Any time that your horse is in a strange situation, he should be alert and bright. His ears should be pricked forward toward any strange sounds, his head should be up, and he should be ready to assess the situation and decide if flight is the right course of action. Your veterinarian will also want to observe the way that your horse moves in the paddock or stall. For instance, does he seem balanced? Does he trip or stumble? Does he bump into things? All of these things could indicate neurological disease.
After the initial observation, your veterinarian will want to do a complete physical examination. This is important for many reasons. There are some systemic diseases, such as liver or kidney disease, that can have neurologic manifestations, that might be picked up on a general physical examination.
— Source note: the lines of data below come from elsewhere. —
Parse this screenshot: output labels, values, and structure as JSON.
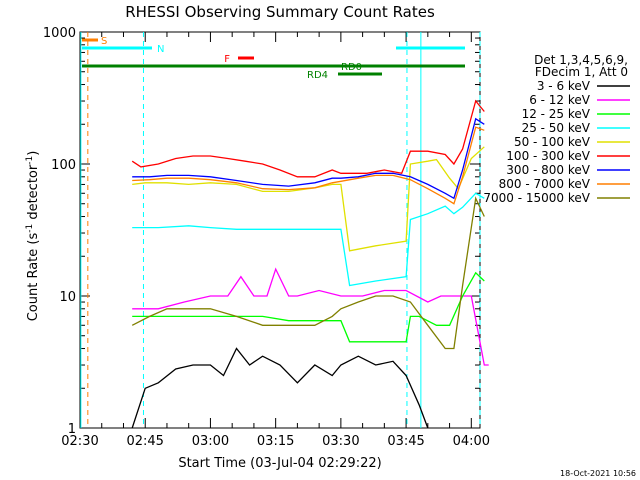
{
  "chart_data": {
    "type": "line",
    "title": "RHESSI Observing Summary Count Rates",
    "xlabel": "Start Time (03-Jul-04 02:29:22)",
    "ylabel_main": "Count Rate (s",
    "ylabel_sup1": "-1",
    "ylabel_mid": " detector",
    "ylabel_sup2": "-1",
    "ylabel_end": ")",
    "y_scale": "log",
    "ylim": [
      1,
      1000
    ],
    "xlim_min": [
      150,
      242
    ],
    "y_ticks": [
      {
        "v": 1,
        "label": "1"
      },
      {
        "v": 10,
        "label": "10"
      },
      {
        "v": 100,
        "label": "100"
      },
      {
        "v": 1000,
        "label": "1000"
      }
    ],
    "x_ticks": [
      {
        "v": 150,
        "label": "02:30"
      },
      {
        "v": 165,
        "label": "02:45"
      },
      {
        "v": 180,
        "label": "03:00"
      },
      {
        "v": 195,
        "label": "03:15"
      },
      {
        "v": 210,
        "label": "03:30"
      },
      {
        "v": 225,
        "label": "03:45"
      },
      {
        "v": 240,
        "label": "04:00"
      }
    ],
    "legend_header": [
      "Det 1,3,4,5,6,9,",
      "FDecim 1, Att 0"
    ],
    "legend_placement": "right",
    "timestamp": "18-Oct-2021 10:56",
    "series": [
      {
        "name": "3 - 6 keV",
        "color": "#000000",
        "points": [
          [
            162,
            1
          ],
          [
            165,
            2
          ],
          [
            168,
            2.2
          ],
          [
            172,
            2.8
          ],
          [
            176,
            3
          ],
          [
            180,
            3
          ],
          [
            183,
            2.5
          ],
          [
            186,
            4
          ],
          [
            189,
            3
          ],
          [
            192,
            3.5
          ],
          [
            196,
            3
          ],
          [
            200,
            2.2
          ],
          [
            204,
            3
          ],
          [
            208,
            2.5
          ],
          [
            210,
            3
          ],
          [
            214,
            3.5
          ],
          [
            218,
            3
          ],
          [
            222,
            3.2
          ],
          [
            225,
            2.5
          ],
          [
            228,
            1.5
          ],
          [
            230,
            1
          ]
        ]
      },
      {
        "name": "6 - 12 keV",
        "color": "#ff00ff",
        "points": [
          [
            162,
            8
          ],
          [
            168,
            8
          ],
          [
            174,
            9
          ],
          [
            180,
            10
          ],
          [
            184,
            10
          ],
          [
            187,
            14
          ],
          [
            190,
            10
          ],
          [
            193,
            10
          ],
          [
            195,
            16
          ],
          [
            198,
            10
          ],
          [
            200,
            10
          ],
          [
            205,
            11
          ],
          [
            210,
            10
          ],
          [
            215,
            10
          ],
          [
            220,
            11
          ],
          [
            225,
            11
          ],
          [
            230,
            9
          ],
          [
            233,
            10
          ],
          [
            234,
            10
          ],
          [
            237,
            10
          ],
          [
            240,
            10
          ],
          [
            243,
            3
          ],
          [
            244,
            3
          ]
        ]
      },
      {
        "name": "12 - 25 keV",
        "color": "#00ff00",
        "points": [
          [
            162,
            7
          ],
          [
            168,
            7
          ],
          [
            175,
            7
          ],
          [
            180,
            7
          ],
          [
            186,
            7
          ],
          [
            192,
            7
          ],
          [
            198,
            6.5
          ],
          [
            204,
            6.5
          ],
          [
            210,
            6.5
          ],
          [
            212,
            4.5
          ],
          [
            218,
            4.5
          ],
          [
            225,
            4.5
          ],
          [
            226,
            7
          ],
          [
            228,
            7
          ],
          [
            232,
            6
          ],
          [
            235,
            6
          ],
          [
            238,
            10
          ],
          [
            241,
            15
          ],
          [
            243,
            13
          ]
        ]
      },
      {
        "name": "25 - 50 keV",
        "color": "#00ffff",
        "points": [
          [
            162,
            33
          ],
          [
            168,
            33
          ],
          [
            175,
            34
          ],
          [
            180,
            33
          ],
          [
            186,
            32
          ],
          [
            192,
            32
          ],
          [
            198,
            32
          ],
          [
            204,
            32
          ],
          [
            210,
            32
          ],
          [
            212,
            12
          ],
          [
            218,
            13
          ],
          [
            225,
            14
          ],
          [
            226,
            38
          ],
          [
            230,
            42
          ],
          [
            234,
            48
          ],
          [
            236,
            42
          ],
          [
            238,
            47
          ],
          [
            241,
            60
          ],
          [
            243,
            55
          ]
        ]
      },
      {
        "name": "50 - 100 keV",
        "color": "#e0e000",
        "points": [
          [
            162,
            70
          ],
          [
            165,
            72
          ],
          [
            170,
            72
          ],
          [
            175,
            70
          ],
          [
            180,
            72
          ],
          [
            186,
            70
          ],
          [
            192,
            62
          ],
          [
            198,
            62
          ],
          [
            204,
            66
          ],
          [
            208,
            70
          ],
          [
            210,
            70
          ],
          [
            212,
            22
          ],
          [
            218,
            24
          ],
          [
            225,
            26
          ],
          [
            226,
            100
          ],
          [
            230,
            105
          ],
          [
            232,
            108
          ],
          [
            235,
            78
          ],
          [
            237,
            65
          ],
          [
            240,
            110
          ],
          [
            243,
            135
          ]
        ]
      },
      {
        "name": "100 - 300 keV",
        "color": "#ff0000",
        "points": [
          [
            162,
            105
          ],
          [
            164,
            95
          ],
          [
            168,
            100
          ],
          [
            172,
            110
          ],
          [
            176,
            115
          ],
          [
            180,
            115
          ],
          [
            184,
            110
          ],
          [
            188,
            105
          ],
          [
            192,
            100
          ],
          [
            196,
            90
          ],
          [
            200,
            80
          ],
          [
            204,
            80
          ],
          [
            208,
            90
          ],
          [
            210,
            85
          ],
          [
            212,
            85
          ],
          [
            216,
            85
          ],
          [
            220,
            90
          ],
          [
            224,
            85
          ],
          [
            226,
            125
          ],
          [
            230,
            125
          ],
          [
            234,
            118
          ],
          [
            236,
            100
          ],
          [
            238,
            130
          ],
          [
            241,
            300
          ],
          [
            243,
            250
          ]
        ]
      },
      {
        "name": "300 - 800 keV",
        "color": "#0000ff",
        "points": [
          [
            162,
            80
          ],
          [
            166,
            80
          ],
          [
            170,
            82
          ],
          [
            175,
            82
          ],
          [
            180,
            80
          ],
          [
            186,
            75
          ],
          [
            192,
            70
          ],
          [
            198,
            68
          ],
          [
            204,
            72
          ],
          [
            208,
            78
          ],
          [
            210,
            78
          ],
          [
            214,
            80
          ],
          [
            218,
            85
          ],
          [
            222,
            85
          ],
          [
            226,
            80
          ],
          [
            230,
            70
          ],
          [
            234,
            60
          ],
          [
            236,
            55
          ],
          [
            238,
            90
          ],
          [
            241,
            220
          ],
          [
            243,
            200
          ]
        ]
      },
      {
        "name": "800 - 7000 keV",
        "color": "#ff7f00",
        "points": [
          [
            162,
            75
          ],
          [
            166,
            76
          ],
          [
            170,
            78
          ],
          [
            175,
            78
          ],
          [
            180,
            76
          ],
          [
            186,
            72
          ],
          [
            192,
            65
          ],
          [
            198,
            64
          ],
          [
            204,
            66
          ],
          [
            208,
            72
          ],
          [
            210,
            74
          ],
          [
            214,
            78
          ],
          [
            218,
            82
          ],
          [
            222,
            82
          ],
          [
            226,
            76
          ],
          [
            230,
            65
          ],
          [
            234,
            55
          ],
          [
            236,
            50
          ],
          [
            238,
            80
          ],
          [
            241,
            190
          ],
          [
            243,
            180
          ]
        ]
      },
      {
        "name": "7000 - 15000 keV",
        "color": "#808000",
        "points": [
          [
            162,
            6
          ],
          [
            166,
            7
          ],
          [
            170,
            8
          ],
          [
            175,
            8
          ],
          [
            180,
            8
          ],
          [
            186,
            7
          ],
          [
            192,
            6
          ],
          [
            198,
            6
          ],
          [
            204,
            6
          ],
          [
            208,
            7
          ],
          [
            210,
            8
          ],
          [
            214,
            9
          ],
          [
            218,
            10
          ],
          [
            222,
            10
          ],
          [
            226,
            9
          ],
          [
            230,
            6
          ],
          [
            234,
            4
          ],
          [
            236,
            4
          ],
          [
            238,
            12
          ],
          [
            241,
            55
          ],
          [
            243,
            40
          ]
        ]
      }
    ],
    "annotations": [
      {
        "label": "S",
        "color": "#ff7f00"
      },
      {
        "label": "N",
        "color": "#00ffff"
      },
      {
        "label": "F",
        "color": "#ff0000"
      },
      {
        "label": "RD0",
        "color": "#008000"
      },
      {
        "label": "RD4",
        "color": "#008000"
      }
    ]
  }
}
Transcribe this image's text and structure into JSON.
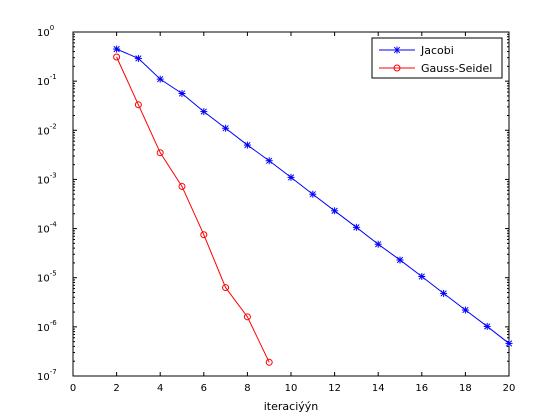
{
  "chart_data": {
    "type": "line",
    "title": "",
    "xlabel": "iteraciýýn",
    "ylabel": "",
    "xlim": [
      0,
      20
    ],
    "ylim": [
      1e-07,
      1
    ],
    "yscale": "log",
    "grid": false,
    "legend_position": "top-right",
    "x_ticks": [
      0,
      2,
      4,
      6,
      8,
      10,
      12,
      14,
      16,
      18,
      20
    ],
    "x_tick_labels": [
      "0",
      "2",
      "4",
      "6",
      "8",
      "10",
      "12",
      "14",
      "16",
      "18",
      "20"
    ],
    "y_ticks": [
      1,
      0.1,
      0.01,
      0.001,
      0.0001,
      1e-05,
      1e-06,
      1e-07
    ],
    "y_tick_labels": [
      {
        "base": "10",
        "exp": "0"
      },
      {
        "base": "10",
        "exp": "-1"
      },
      {
        "base": "10",
        "exp": "-2"
      },
      {
        "base": "10",
        "exp": "-3"
      },
      {
        "base": "10",
        "exp": "-4"
      },
      {
        "base": "10",
        "exp": "-5"
      },
      {
        "base": "10",
        "exp": "-6"
      },
      {
        "base": "10",
        "exp": "-7"
      }
    ],
    "series": [
      {
        "name": "Jacobi",
        "color": "#0000ff",
        "marker": "asterisk",
        "x": [
          2,
          3,
          4,
          5,
          6,
          7,
          8,
          9,
          10,
          11,
          12,
          13,
          14,
          15,
          16,
          17,
          18,
          19,
          20
        ],
        "y": [
          0.45,
          0.29,
          0.11,
          0.056,
          0.024,
          0.011,
          0.005,
          0.0024,
          0.0011,
          0.0005,
          0.00023,
          0.000106,
          4.8e-05,
          2.3e-05,
          1.06e-05,
          4.8e-06,
          2.2e-06,
          1.02e-06,
          4.6e-07
        ]
      },
      {
        "name": "Gauss-Seidel",
        "color": "#ff0000",
        "marker": "circle",
        "x": [
          2,
          3,
          4,
          5,
          6,
          7,
          8,
          9
        ],
        "y": [
          0.31,
          0.033,
          0.0035,
          0.00072,
          7.5e-05,
          6.3e-06,
          1.6e-06,
          1.9e-07
        ]
      }
    ]
  }
}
It is also possible that some of the abnormalities are caused by things that have no neurologic connections at all. Perhaps your horse is tripping because his toes are too long or his shoes are loose.
There may be other indicators of neurologic disease on physical examination. Some neurological diseases cause muscle loss that is asymmetrical. Your veterinarian will look to see if your horse is well muscled, and if that musculature appears the same on both the left and right sides. Some neurological diseases cause foot dragging and stumbling – this will often manifest itself as abnormal wear on the toes of your horse's hooves. Some neurologic diseases may cause the horse to experience seizures – your veterinarian may suspect this if she sees signs of unexplained trauma – scrapes and abrasions that aren't the result of a pasture fight.
As part of that complete physical examination, your veterinarian will often wish to perform a complete ophthalmologic examination. Perhaps he is bumping into things because he is developing a cataract in one of his eyes. It is also possible to examine directly one of the nerves of the central nervous system (CNS) by looking at the back of the eye – your veterinarian can look for any abnormalities in this nerve.
Depending on what your veterinarian has found at this point, she may choose to do bloodwork – usually a complete blood count (CBC) and a serum chemistry profile. The CBC can tell you that there is infection or inflammation in the body, as may be found with meningitis or encephalitis. The serum chemistry profile may tell you that there is liver disease, which can result in abnormal mental activity, or that there are serum electrolyte abnormalities, which can also interfere with the normal function of the brain.